Sukoharjo – Pemerintah Kabupaten Sukoharjo mengajukan pembangunan 21 Jembatan Garuda di sejumlah titik, namun hingga kini baru satu yang terealisasi, yakni Jembatan Garuda Tambakboyo di Kecamatan Tawangsari.
Pembangunan jembatan tersebut disambut antusias warga Desa Tambakboyo.
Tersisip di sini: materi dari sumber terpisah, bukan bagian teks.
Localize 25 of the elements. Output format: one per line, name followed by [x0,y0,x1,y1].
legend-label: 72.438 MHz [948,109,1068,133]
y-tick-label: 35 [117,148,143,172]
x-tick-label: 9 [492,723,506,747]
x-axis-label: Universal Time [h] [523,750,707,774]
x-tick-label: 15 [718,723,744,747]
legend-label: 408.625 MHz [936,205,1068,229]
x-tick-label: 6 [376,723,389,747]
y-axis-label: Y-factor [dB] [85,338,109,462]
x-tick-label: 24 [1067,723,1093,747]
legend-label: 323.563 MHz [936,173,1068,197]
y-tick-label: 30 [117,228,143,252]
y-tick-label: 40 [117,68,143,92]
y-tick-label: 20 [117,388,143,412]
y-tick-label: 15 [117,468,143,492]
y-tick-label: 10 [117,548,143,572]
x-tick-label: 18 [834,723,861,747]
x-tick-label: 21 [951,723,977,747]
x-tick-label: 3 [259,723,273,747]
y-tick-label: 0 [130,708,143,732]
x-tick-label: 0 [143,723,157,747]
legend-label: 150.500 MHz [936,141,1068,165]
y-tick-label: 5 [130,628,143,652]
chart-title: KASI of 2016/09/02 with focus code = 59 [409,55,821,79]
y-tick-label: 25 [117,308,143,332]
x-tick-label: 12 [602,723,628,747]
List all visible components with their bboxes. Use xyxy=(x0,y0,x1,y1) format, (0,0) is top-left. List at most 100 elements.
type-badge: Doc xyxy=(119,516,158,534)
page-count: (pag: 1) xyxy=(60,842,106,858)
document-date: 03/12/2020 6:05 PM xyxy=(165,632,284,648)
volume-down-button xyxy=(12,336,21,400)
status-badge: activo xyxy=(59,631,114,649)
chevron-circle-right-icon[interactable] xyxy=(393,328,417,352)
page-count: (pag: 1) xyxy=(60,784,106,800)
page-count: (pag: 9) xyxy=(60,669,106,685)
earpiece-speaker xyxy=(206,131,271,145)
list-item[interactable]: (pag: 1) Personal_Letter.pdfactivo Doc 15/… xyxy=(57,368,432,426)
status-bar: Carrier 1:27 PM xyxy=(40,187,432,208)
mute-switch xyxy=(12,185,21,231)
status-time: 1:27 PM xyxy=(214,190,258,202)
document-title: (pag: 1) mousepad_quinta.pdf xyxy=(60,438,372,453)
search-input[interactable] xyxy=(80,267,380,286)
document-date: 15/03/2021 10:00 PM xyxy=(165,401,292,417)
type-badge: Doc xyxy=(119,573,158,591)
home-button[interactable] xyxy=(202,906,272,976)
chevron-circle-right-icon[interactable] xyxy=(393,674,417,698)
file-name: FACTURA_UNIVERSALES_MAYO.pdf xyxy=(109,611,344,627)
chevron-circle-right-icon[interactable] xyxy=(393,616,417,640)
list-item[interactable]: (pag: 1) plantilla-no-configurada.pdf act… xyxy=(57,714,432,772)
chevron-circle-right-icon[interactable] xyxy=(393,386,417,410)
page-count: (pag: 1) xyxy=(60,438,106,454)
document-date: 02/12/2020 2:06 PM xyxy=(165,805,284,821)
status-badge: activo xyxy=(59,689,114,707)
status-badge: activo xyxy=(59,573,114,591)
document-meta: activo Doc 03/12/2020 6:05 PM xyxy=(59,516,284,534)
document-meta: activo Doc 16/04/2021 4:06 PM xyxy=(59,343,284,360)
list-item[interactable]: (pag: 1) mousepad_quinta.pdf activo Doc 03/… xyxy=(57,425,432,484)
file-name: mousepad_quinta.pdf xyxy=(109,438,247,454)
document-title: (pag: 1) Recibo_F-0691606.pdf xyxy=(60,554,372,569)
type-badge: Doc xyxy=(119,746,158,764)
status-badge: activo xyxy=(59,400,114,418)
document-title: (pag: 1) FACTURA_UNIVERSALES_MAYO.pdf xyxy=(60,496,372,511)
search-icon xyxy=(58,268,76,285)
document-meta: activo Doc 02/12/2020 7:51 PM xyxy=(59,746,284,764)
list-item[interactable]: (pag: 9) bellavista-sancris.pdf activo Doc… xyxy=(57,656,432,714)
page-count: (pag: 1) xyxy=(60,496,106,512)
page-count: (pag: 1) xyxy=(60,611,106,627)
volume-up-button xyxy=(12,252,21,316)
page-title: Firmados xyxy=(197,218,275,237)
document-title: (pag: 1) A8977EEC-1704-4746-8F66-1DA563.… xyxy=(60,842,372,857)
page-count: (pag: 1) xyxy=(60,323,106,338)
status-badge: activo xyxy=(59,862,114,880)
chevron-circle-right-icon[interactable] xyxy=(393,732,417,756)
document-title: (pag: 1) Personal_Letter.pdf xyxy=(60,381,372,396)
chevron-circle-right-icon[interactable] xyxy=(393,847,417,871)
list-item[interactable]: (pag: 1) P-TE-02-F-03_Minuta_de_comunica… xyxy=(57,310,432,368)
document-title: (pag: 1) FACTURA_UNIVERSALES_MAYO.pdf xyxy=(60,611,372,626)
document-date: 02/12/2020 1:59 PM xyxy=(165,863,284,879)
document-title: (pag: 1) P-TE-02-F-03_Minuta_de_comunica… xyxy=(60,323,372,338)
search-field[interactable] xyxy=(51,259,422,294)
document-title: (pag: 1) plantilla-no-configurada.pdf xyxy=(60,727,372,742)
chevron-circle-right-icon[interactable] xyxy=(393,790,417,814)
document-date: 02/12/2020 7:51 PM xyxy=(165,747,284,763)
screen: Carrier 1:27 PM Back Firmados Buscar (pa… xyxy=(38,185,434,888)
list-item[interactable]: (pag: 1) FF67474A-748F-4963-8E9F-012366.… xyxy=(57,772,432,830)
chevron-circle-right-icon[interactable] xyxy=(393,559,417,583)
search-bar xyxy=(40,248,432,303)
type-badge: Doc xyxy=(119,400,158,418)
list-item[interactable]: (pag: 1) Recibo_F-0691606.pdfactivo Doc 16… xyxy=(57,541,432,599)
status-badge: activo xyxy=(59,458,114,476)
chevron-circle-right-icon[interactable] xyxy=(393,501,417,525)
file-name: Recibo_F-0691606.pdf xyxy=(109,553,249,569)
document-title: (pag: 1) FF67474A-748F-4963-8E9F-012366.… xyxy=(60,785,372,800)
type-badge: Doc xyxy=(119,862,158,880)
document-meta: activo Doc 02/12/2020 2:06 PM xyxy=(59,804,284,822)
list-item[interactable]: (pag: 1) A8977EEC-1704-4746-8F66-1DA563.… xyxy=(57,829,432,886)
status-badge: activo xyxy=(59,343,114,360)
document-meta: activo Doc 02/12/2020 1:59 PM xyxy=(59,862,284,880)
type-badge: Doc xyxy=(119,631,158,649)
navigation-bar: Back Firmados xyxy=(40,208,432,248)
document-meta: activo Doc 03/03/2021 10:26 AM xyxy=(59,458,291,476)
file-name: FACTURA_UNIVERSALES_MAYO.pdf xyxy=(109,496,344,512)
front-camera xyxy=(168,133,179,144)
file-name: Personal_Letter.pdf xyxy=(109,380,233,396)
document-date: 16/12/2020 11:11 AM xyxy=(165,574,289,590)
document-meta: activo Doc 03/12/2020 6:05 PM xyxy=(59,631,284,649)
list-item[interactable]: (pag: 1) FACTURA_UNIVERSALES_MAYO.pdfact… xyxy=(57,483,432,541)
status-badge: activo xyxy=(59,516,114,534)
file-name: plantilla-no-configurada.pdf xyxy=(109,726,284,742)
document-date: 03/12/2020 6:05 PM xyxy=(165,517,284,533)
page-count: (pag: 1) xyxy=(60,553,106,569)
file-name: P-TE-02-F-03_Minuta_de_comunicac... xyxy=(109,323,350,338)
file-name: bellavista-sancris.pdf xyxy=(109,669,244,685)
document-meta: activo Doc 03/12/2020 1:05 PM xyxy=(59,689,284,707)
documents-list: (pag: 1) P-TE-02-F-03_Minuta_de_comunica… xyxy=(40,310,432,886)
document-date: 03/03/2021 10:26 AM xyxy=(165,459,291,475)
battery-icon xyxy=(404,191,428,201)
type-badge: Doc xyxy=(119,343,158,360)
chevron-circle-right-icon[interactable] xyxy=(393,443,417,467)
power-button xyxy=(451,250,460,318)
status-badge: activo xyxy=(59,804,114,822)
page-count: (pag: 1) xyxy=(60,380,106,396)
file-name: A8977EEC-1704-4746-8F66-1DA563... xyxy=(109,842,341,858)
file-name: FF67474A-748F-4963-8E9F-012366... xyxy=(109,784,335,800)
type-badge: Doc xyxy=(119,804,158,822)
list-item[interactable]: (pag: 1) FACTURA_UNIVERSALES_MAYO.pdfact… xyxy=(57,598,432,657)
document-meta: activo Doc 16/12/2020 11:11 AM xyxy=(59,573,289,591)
Pasalnya, jembatan ini menjadi akses penghubung antar desa yang selama ini terhambat, sekaligus memangkas jarak tempuh hingga sekitar 7 kilometer.
Warga berharap kehadiran Jembatan Garuda Tambakboyo dapat memperlancar aktivitas sehari-hari, terutama dalam mendukung distribusi hasil pertanian serta meningkatkan perekonomian masyarakat desa.
“Dengan adanya jembatan ini, warga bisa lebih mudah beraktivitas dan tidak perlu lagi memutar jauh,” ujar salah satu warga.
Pembangunan jembatan ditandai dengan prosesi groundbreaking (peletakan batu pertama) yang dihadiri langsung oleh Bupati Sukoharjo Etik Suryani, Wakil Bupati Eko Sapto Purnomo, serta Dandim 0726/Sukoharjo Letkol Inf Reza Sahputra.
Jembatan Garuda Tambakboyo dirancang memiliki panjang sekitar 110 meter dengan lebar 1,5 meter, yang nantinya akan menjadi jalur vital penghubung antar wilayah.
Program ini merupakan bagian dari program nasional pembangunan Jembatan Garuda yang digagas pemerintah pusat pada masa Presiden Prabowo Subianto, dengan pelaksanaan oleh TNI Angkatan Darat melalui Kodam IV/Diponegoro.
Secara keseluruhan, terdapat sekitar 71 titik pembangunan Jembatan Garuda di Jawa Tengah, dengan 16 titik di wilayah Solo Raya yang dibangun secara bertahap dan sebagian telah memasuki tahap peletakan batu pertama secara serentak.
Di sisi lain, Kabupaten Sukoharjo sendiri telah mengusulkan 21 titik pembangunan jembatan, terutama di sepanjang aliran Sungai Bengawan Solo, yang merupakan sungai terpanjang di Pulau Jawa dan melintasi wilayah tersebut.
Namun hingga saat ini, baru Jembatan Garuda Tambakboyo yang berhasil direalisasikan.
Pemerintah daerah berharap pembangunan jembatan lainnya dapat segera menyusul, mengingat kebutuhan akses infrastruktur di wilayah pedesaan masih cukup tinggi.